『正しい本の読み方』橋爪大三郎
初めまして。
最近よく本を読むようになったので、備忘録として色々書いていこうと思います。
記念すべき第一冊はこれです。
本を沢山読むことを決めたので、まずは意識的に本の読み方についての本を買ってみました。三冊くらい読んで、一つは途中で肌に合わないと感じたのでいったん放置、一つは読書の方法論としては分かりやすくてそれなりに有益(今度記事にするかも)、最後の一つがこの『正しい本の読み方』で、一番得るものが多く面白かったので紹介します。
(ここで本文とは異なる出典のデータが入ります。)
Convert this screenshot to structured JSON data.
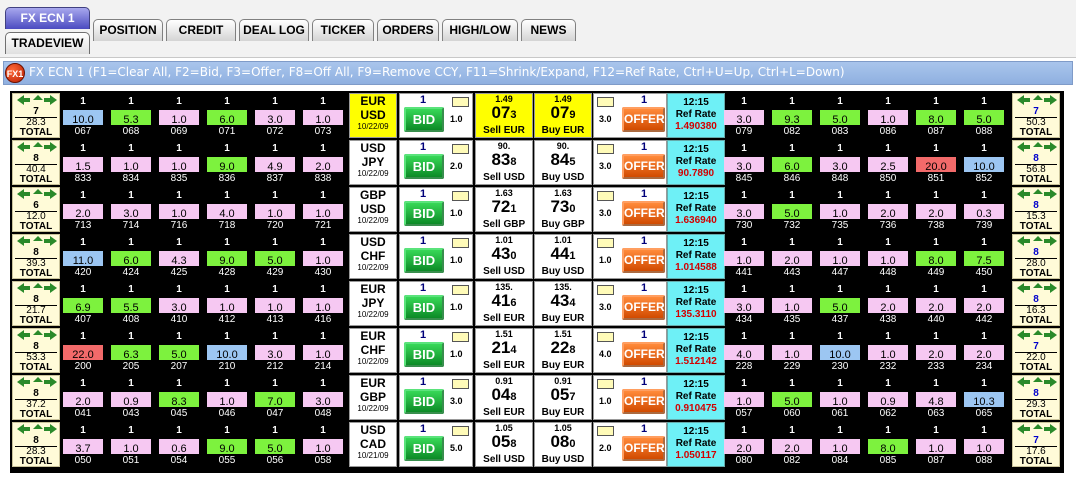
{
  "tabs": {
    "top": [
      {
        "label": "FX ECN 1",
        "selected": true
      },
      {
        "label": "POSITION"
      },
      {
        "label": "CREDIT"
      },
      {
        "label": "DEAL LOG"
      },
      {
        "label": "TICKER"
      },
      {
        "label": "ORDERS"
      },
      {
        "label": "HIGH/LOW"
      },
      {
        "label": "NEWS"
      }
    ],
    "tradeview_label": "TRADEVIEW"
  },
  "window": {
    "icon_text": "FX1",
    "title": "FX ECN 1 (F1=Clear All, F2=Bid, F3=Offer, F8=Off All, F9=Remove CCY, F11=Shrink/Expand, F12=Ref Rate, Ctrl+U=Up, Ctrl+L=Down)"
  },
  "colors": {
    "bid_button": "#1fb844",
    "offer_button": "#f06a1a",
    "level_green": "#7df23e",
    "level_pink": "#f6c8f2",
    "level_blue": "#9cc6f2",
    "level_red": "#f26a6a",
    "ref_rate_bg": "#6ef0f6",
    "highlight_yellow": "#ffff00",
    "ref_rate_value": "#d20000",
    "total_box_bg": "#fffbd8"
  },
  "labels": {
    "total": "TOTAL",
    "bid": "BID",
    "offer": "OFFER",
    "ref_rate": "Ref Rate"
  },
  "rows": [
    {
      "ccy1": "EUR",
      "ccy2": "USD",
      "date": "10/22/09",
      "highlight": true,
      "left_count": "7",
      "left_total": "28.3",
      "right_count": "7",
      "right_total": "50.3",
      "bid_level": "1",
      "bid_size": "1.0",
      "offer_level": "1",
      "offer_size": "3.0",
      "sell_big": "1.49",
      "sell_pips": "07",
      "sell_frac": "3",
      "sell_label": "Sell EUR",
      "buy_big": "1.49",
      "buy_pips": "07",
      "buy_frac": "9",
      "buy_label": "Buy EUR",
      "time": "12:15",
      "ref_rate": "1.490380",
      "bids": [
        {
          "level": "1",
          "value": "10.0",
          "code": "067",
          "color": "blue"
        },
        {
          "level": "1",
          "value": "5.3",
          "code": "068",
          "color": "green"
        },
        {
          "level": "1",
          "value": "1.0",
          "code": "069",
          "color": "pink"
        },
        {
          "level": "1",
          "value": "6.0",
          "code": "071",
          "color": "green"
        },
        {
          "level": "1",
          "value": "3.0",
          "code": "072",
          "color": "pink"
        },
        {
          "level": "1",
          "value": "1.0",
          "code": "073",
          "color": "pink"
        }
      ],
      "offers": [
        {
          "level": "1",
          "value": "3.0",
          "code": "079",
          "color": "pink"
        },
        {
          "level": "1",
          "value": "9.3",
          "code": "082",
          "color": "green"
        },
        {
          "level": "1",
          "value": "5.0",
          "code": "083",
          "color": "green"
        },
        {
          "level": "1",
          "value": "1.0",
          "code": "086",
          "color": "pink"
        },
        {
          "level": "1",
          "value": "8.0",
          "code": "087",
          "color": "green"
        },
        {
          "level": "1",
          "value": "5.0",
          "code": "088",
          "color": "green"
        }
      ]
    },
    {
      "ccy1": "USD",
      "ccy2": "JPY",
      "date": "10/22/09",
      "highlight": false,
      "left_count": "8",
      "left_total": "40.4",
      "right_count": "8",
      "right_total": "56.8",
      "bid_level": "1",
      "bid_size": "2.0",
      "offer_level": "1",
      "offer_size": "3.0",
      "sell_big": "90.",
      "sell_pips": "83",
      "sell_frac": "8",
      "sell_label": "Sell USD",
      "buy_big": "90.",
      "buy_pips": "84",
      "buy_frac": "5",
      "buy_label": "Buy USD",
      "time": "12:15",
      "ref_rate": "90.7890",
      "bids": [
        {
          "level": "1",
          "value": "1.5",
          "code": "833",
          "color": "pink"
        },
        {
          "level": "1",
          "value": "1.0",
          "code": "834",
          "color": "pink"
        },
        {
          "level": "1",
          "value": "1.0",
          "code": "835",
          "color": "pink"
        },
        {
          "level": "1",
          "value": "9.0",
          "code": "836",
          "color": "green"
        },
        {
          "level": "1",
          "value": "4.9",
          "code": "837",
          "color": "pink"
        },
        {
          "level": "1",
          "value": "2.0",
          "code": "838",
          "color": "pink"
        }
      ],
      "offers": [
        {
          "level": "1",
          "value": "3.0",
          "code": "845",
          "color": "pink"
        },
        {
          "level": "1",
          "value": "6.0",
          "code": "846",
          "color": "green"
        },
        {
          "level": "1",
          "value": "3.0",
          "code": "848",
          "color": "pink"
        },
        {
          "level": "1",
          "value": "2.5",
          "code": "850",
          "color": "pink"
        },
        {
          "level": "1",
          "value": "20.0",
          "code": "851",
          "color": "red"
        },
        {
          "level": "1",
          "value": "10.0",
          "code": "852",
          "color": "blue"
        }
      ]
    },
    {
      "ccy1": "GBP",
      "ccy2": "USD",
      "date": "10/22/09",
      "highlight": false,
      "left_count": "6",
      "left_total": "12.0",
      "right_count": "8",
      "right_total": "15.3",
      "bid_level": "1",
      "bid_size": "1.0",
      "offer_level": "1",
      "offer_size": "3.0",
      "sell_big": "1.63",
      "sell_pips": "72",
      "sell_frac": "1",
      "sell_label": "Sell GBP",
      "buy_big": "1.63",
      "buy_pips": "73",
      "buy_frac": "0",
      "buy_label": "Buy GBP",
      "time": "12:15",
      "ref_rate": "1.636940",
      "bids": [
        {
          "level": "1",
          "value": "2.0",
          "code": "713",
          "color": "pink"
        },
        {
          "level": "1",
          "value": "3.0",
          "code": "714",
          "color": "pink"
        },
        {
          "level": "1",
          "value": "1.0",
          "code": "716",
          "color": "pink"
        },
        {
          "level": "1",
          "value": "4.0",
          "code": "718",
          "color": "pink"
        },
        {
          "level": "1",
          "value": "1.0",
          "code": "720",
          "color": "pink"
        },
        {
          "level": "1",
          "value": "1.0",
          "code": "721",
          "color": "pink"
        }
      ],
      "offers": [
        {
          "level": "1",
          "value": "3.0",
          "code": "730",
          "color": "pink"
        },
        {
          "level": "1",
          "value": "5.0",
          "code": "732",
          "color": "green"
        },
        {
          "level": "1",
          "value": "1.0",
          "code": "735",
          "color": "pink"
        },
        {
          "level": "1",
          "value": "2.0",
          "code": "736",
          "color": "pink"
        },
        {
          "level": "1",
          "value": "2.0",
          "code": "738",
          "color": "pink"
        },
        {
          "level": "1",
          "value": "0.3",
          "code": "739",
          "color": "pink"
        }
      ]
    },
    {
      "ccy1": "USD",
      "ccy2": "CHF",
      "date": "10/22/09",
      "highlight": false,
      "left_count": "8",
      "left_total": "39.3",
      "right_count": "8",
      "right_total": "28.0",
      "bid_level": "1",
      "bid_size": "1.0",
      "offer_level": "1",
      "offer_size": "1.0",
      "sell_big": "1.01",
      "sell_pips": "43",
      "sell_frac": "0",
      "sell_label": "Sell USD",
      "buy_big": "1.01",
      "buy_pips": "44",
      "buy_frac": "1",
      "buy_label": "Buy USD",
      "time": "12:15",
      "ref_rate": "1.014588",
      "bids": [
        {
          "level": "1",
          "value": "11.0",
          "code": "420",
          "color": "blue"
        },
        {
          "level": "1",
          "value": "6.0",
          "code": "424",
          "color": "green"
        },
        {
          "level": "1",
          "value": "4.3",
          "code": "425",
          "color": "pink"
        },
        {
          "level": "1",
          "value": "9.0",
          "code": "428",
          "color": "green"
        },
        {
          "level": "1",
          "value": "5.0",
          "code": "429",
          "color": "green"
        },
        {
          "level": "1",
          "value": "1.0",
          "code": "430",
          "color": "pink"
        }
      ],
      "offers": [
        {
          "level": "1",
          "value": "1.0",
          "code": "441",
          "color": "pink"
        },
        {
          "level": "1",
          "value": "2.0",
          "code": "443",
          "color": "pink"
        },
        {
          "level": "1",
          "value": "1.0",
          "code": "447",
          "color": "pink"
        },
        {
          "level": "1",
          "value": "1.0",
          "code": "448",
          "color": "pink"
        },
        {
          "level": "1",
          "value": "8.0",
          "code": "449",
          "color": "green"
        },
        {
          "level": "1",
          "value": "7.5",
          "code": "450",
          "color": "green"
        }
      ]
    },
    {
      "ccy1": "EUR",
      "ccy2": "JPY",
      "date": "10/22/09",
      "highlight": false,
      "left_count": "8",
      "left_total": "21.7",
      "right_count": "8",
      "right_total": "16.3",
      "bid_level": "1",
      "bid_size": "1.0",
      "offer_level": "1",
      "offer_size": "3.0",
      "sell_big": "135.",
      "sell_pips": "41",
      "sell_frac": "6",
      "sell_label": "Sell EUR",
      "buy_big": "135.",
      "buy_pips": "43",
      "buy_frac": "4",
      "buy_label": "Buy EUR",
      "time": "12:15",
      "ref_rate": "135.3110",
      "bids": [
        {
          "level": "1",
          "value": "6.9",
          "code": "407",
          "color": "green"
        },
        {
          "level": "1",
          "value": "5.5",
          "code": "408",
          "color": "green"
        },
        {
          "level": "1",
          "value": "3.0",
          "code": "410",
          "color": "pink"
        },
        {
          "level": "1",
          "value": "1.0",
          "code": "412",
          "color": "pink"
        },
        {
          "level": "1",
          "value": "1.0",
          "code": "413",
          "color": "pink"
        },
        {
          "level": "1",
          "value": "1.0",
          "code": "416",
          "color": "pink"
        }
      ],
      "offers": [
        {
          "level": "1",
          "value": "3.0",
          "code": "434",
          "color": "pink"
        },
        {
          "level": "1",
          "value": "1.0",
          "code": "435",
          "color": "pink"
        },
        {
          "level": "1",
          "value": "5.0",
          "code": "437",
          "color": "green"
        },
        {
          "level": "1",
          "value": "2.0",
          "code": "438",
          "color": "pink"
        },
        {
          "level": "1",
          "value": "2.0",
          "code": "440",
          "color": "pink"
        },
        {
          "level": "1",
          "value": "2.0",
          "code": "442",
          "color": "pink"
        }
      ]
    },
    {
      "ccy1": "EUR",
      "ccy2": "CHF",
      "date": "10/22/09",
      "highlight": false,
      "left_count": "8",
      "left_total": "53.3",
      "right_count": "7",
      "right_total": "22.0",
      "bid_level": "1",
      "bid_size": "1.0",
      "offer_level": "1",
      "offer_size": "4.0",
      "sell_big": "1.51",
      "sell_pips": "21",
      "sell_frac": "4",
      "sell_label": "Sell EUR",
      "buy_big": "1.51",
      "buy_pips": "22",
      "buy_frac": "8",
      "buy_label": "Buy EUR",
      "time": "12:15",
      "ref_rate": "1.512142",
      "bids": [
        {
          "level": "1",
          "value": "22.0",
          "code": "200",
          "color": "red"
        },
        {
          "level": "1",
          "value": "6.3",
          "code": "205",
          "color": "green"
        },
        {
          "level": "1",
          "value": "5.0",
          "code": "207",
          "color": "green"
        },
        {
          "level": "1",
          "value": "10.0",
          "code": "210",
          "color": "blue"
        },
        {
          "level": "1",
          "value": "3.0",
          "code": "212",
          "color": "pink"
        },
        {
          "level": "1",
          "value": "1.0",
          "code": "214",
          "color": "pink"
        }
      ],
      "offers": [
        {
          "level": "1",
          "value": "4.0",
          "code": "228",
          "color": "pink"
        },
        {
          "level": "1",
          "value": "1.0",
          "code": "229",
          "color": "pink"
        },
        {
          "level": "1",
          "value": "10.0",
          "code": "230",
          "color": "blue"
        },
        {
          "level": "1",
          "value": "1.0",
          "code": "232",
          "color": "pink"
        },
        {
          "level": "1",
          "value": "2.0",
          "code": "233",
          "color": "pink"
        },
        {
          "level": "1",
          "value": "2.0",
          "code": "234",
          "color": "pink"
        }
      ]
    },
    {
      "ccy1": "EUR",
      "ccy2": "GBP",
      "date": "10/22/09",
      "highlight": false,
      "left_count": "8",
      "left_total": "37.2",
      "right_count": "8",
      "right_total": "29.3",
      "bid_level": "1",
      "bid_size": "3.0",
      "offer_level": "1",
      "offer_size": "1.0",
      "sell_big": "0.91",
      "sell_pips": "04",
      "sell_frac": "8",
      "sell_label": "Sell EUR",
      "buy_big": "0.91",
      "buy_pips": "05",
      "buy_frac": "7",
      "buy_label": "Buy EUR",
      "time": "12:15",
      "ref_rate": "0.910475",
      "bids": [
        {
          "level": "1",
          "value": "2.0",
          "code": "041",
          "color": "pink"
        },
        {
          "level": "1",
          "value": "0.9",
          "code": "043",
          "color": "pink"
        },
        {
          "level": "1",
          "value": "8.3",
          "code": "045",
          "color": "green"
        },
        {
          "level": "1",
          "value": "1.0",
          "code": "046",
          "color": "pink"
        },
        {
          "level": "1",
          "value": "7.0",
          "code": "047",
          "color": "green"
        },
        {
          "level": "1",
          "value": "3.0",
          "code": "048",
          "color": "pink"
        }
      ],
      "offers": [
        {
          "level": "1",
          "value": "1.0",
          "code": "057",
          "color": "pink"
        },
        {
          "level": "1",
          "value": "5.0",
          "code": "060",
          "color": "green"
        },
        {
          "level": "1",
          "value": "1.0",
          "code": "061",
          "color": "pink"
        },
        {
          "level": "1",
          "value": "0.9",
          "code": "062",
          "color": "pink"
        },
        {
          "level": "1",
          "value": "4.8",
          "code": "063",
          "color": "pink"
        },
        {
          "level": "1",
          "value": "10.3",
          "code": "065",
          "color": "blue"
        }
      ]
    },
    {
      "ccy1": "USD",
      "ccy2": "CAD",
      "date": "10/21/09",
      "highlight": false,
      "left_count": "8",
      "left_total": "28.3",
      "right_count": "7",
      "right_total": "17.6",
      "bid_level": "1",
      "bid_size": "5.0",
      "offer_level": "1",
      "offer_size": "2.0",
      "sell_big": "1.05",
      "sell_pips": "05",
      "sell_frac": "8",
      "sell_label": "Sell USD",
      "buy_big": "1.05",
      "buy_pips": "08",
      "buy_frac": "0",
      "buy_label": "Buy USD",
      "time": "12:15",
      "ref_rate": "1.050117",
      "bids": [
        {
          "level": "1",
          "value": "3.7",
          "code": "050",
          "color": "pink"
        },
        {
          "level": "1",
          "value": "1.0",
          "code": "051",
          "color": "pink"
        },
        {
          "level": "1",
          "value": "0.6",
          "code": "054",
          "color": "pink"
        },
        {
          "level": "1",
          "value": "9.0",
          "code": "055",
          "color": "green"
        },
        {
          "level": "1",
          "value": "5.0",
          "code": "056",
          "color": "green"
        },
        {
          "level": "1",
          "value": "1.0",
          "code": "058",
          "color": "pink"
        }
      ],
      "offers": [
        {
          "level": "1",
          "value": "2.0",
          "code": "080",
          "color": "pink"
        },
        {
          "level": "1",
          "value": "2.0",
          "code": "082",
          "color": "pink"
        },
        {
          "level": "1",
          "value": "1.0",
          "code": "084",
          "color": "pink"
        },
        {
          "level": "1",
          "value": "8.0",
          "code": "085",
          "color": "green"
        },
        {
          "level": "1",
          "value": "1.0",
          "code": "087",
          "color": "pink"
        },
        {
          "level": "1",
          "value": "1.0",
          "code": "088",
          "color": "pink"
        }
      ]
    }
  ]
}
まずこの本の特徴として、難しいこともかなり分かりやすく書かれています。難解な単語はあまり登場しないし、一文々々が短いので、読んでいて躓くことがほとんどない。著者の橋爪大三郎は社会学者で、文中によく哲学っぽい話が出てくるのに、全く重苦しい感じは受けない。文体も優しいおじいちゃんといった感じで、尖ったビジネス本みたいなものを読んだ後にこの本を読むと暖かい印象すら受ける。それなのに、例えばニーチェとかレヴィストロースの小難しい思想が抵抗なく頭に入ってきて、どうやったら他の本についても同じような読書体験が得られるかまで教えてくれる。手っ取り早くニーチェとレヴィストロースを理解してカタルシスを得たい人にもおすすめです。
内容に入ります。
この本は基礎編、応用編、実践編に大別される。そこからさらに章立てされていって、全部で8章に分かれています。全部書く自信がないので、自分が書けそうなところ、気に入ったところだけ書いて、それ以外はすっ飛ばします。興味が湧いたら購読してみてください。(ちなみに、本の読み方という技術的なことについては、基礎編の最初の三章で網羅できます。ニーチェとかは応用編で出てきます。)
第一章
「なぜ本を読むのか」ということについて書いてあります。「知識を得るため」とか「儲けるため」とか書いてあったらこの本をぶん投げていたかもしれません。しかし、人間の個別性だとか、生まれつきの自由と不自由だとか、哲学っぽい話題から出発します。平たく言えば、「自分とは何か」問題です。全体として、哲学っぽい話題に寄って議論が進むのがこの本の特徴ですね。
結論はというと、ちょっと端的に言えるような内容じゃないのですが、自分とは何か問題に関係するような、深い結論が用意されています。気になる方は本に直接聞いてみてください。(私の能力では一般化できなかった、、、)
第四章
この章の主題は、「本から何を学べばよいのか」です。思想には、構造と意図と背景があると言います。マルクスの思想にもレヴィストロースの思想にもこういうのがあるわけです。そこで、この人たちを例にとって本から学ぶ「読み方」を伝授してくれます。この章が最も読む価値がある箇所だと思います。
第五章
この章は、本は別に記憶しなくていう話に始まって、学生の試験勉強の方法にまで言及します。特に、指定の範囲があって、その範囲で覚えたことを試験で試されて…みたいな教育を受けさせられる、高校生までに特に読んでもらいたいです。私が高校生の時にこれを読んだら泣いたかもしれない。(盛りました。)
そろそろ疲れてきたのでこの辺でやめようと思います。とにかくこの本には、タイトルの「本の読み方」のテクニックに留まらない重要なことが書いてあります。私自身も折に触れて読み返すことになると思います。難しい概念をスカッと説明してくれる副作用もあります。第一回のブログの題材としてあえて選んだくらいだから、最近読んだ本のなかでもかなり気に入ってるし、おすすめ度も満点です。
それではまた次の記事で。
追記
書き終えてみたら、自分にとって忘れるべきでないことの抽出よりも、本の紹介に終始してしまった気がするので、簡単に教訓をまとめておきます。
・本と本には関係がある
・入門書は偉大
・クラシックスはとても重要な事柄を世界で最初に書いた本
・読んだ後はボロクソ言っても、読んでいる最中は素直に読む
・読むときは感情を封印した方がいい(マジか)
・構造(文が全体の中で果たす役割)と意図(他の本との関係)と前提(議論の下敷き)を見抜く
読むことについてのテクニックとしてはこんなもんでしょうか。ちなみにニーチェの場合は意図がリカードとの対立、前提がヘーゲルの弁証法ということになるみたいです。要するにリカードとヘーゲルを知らずに『資本論』の理解はあり得ないと。求めるレベルが高すぎる気もしますが、逆を言えばこのレベルに達しないからニーチェとかを読んでもずっともやもやする、ということにもなりますね。いつか入門書に頼らずこういうのを見抜いてやりたいものです。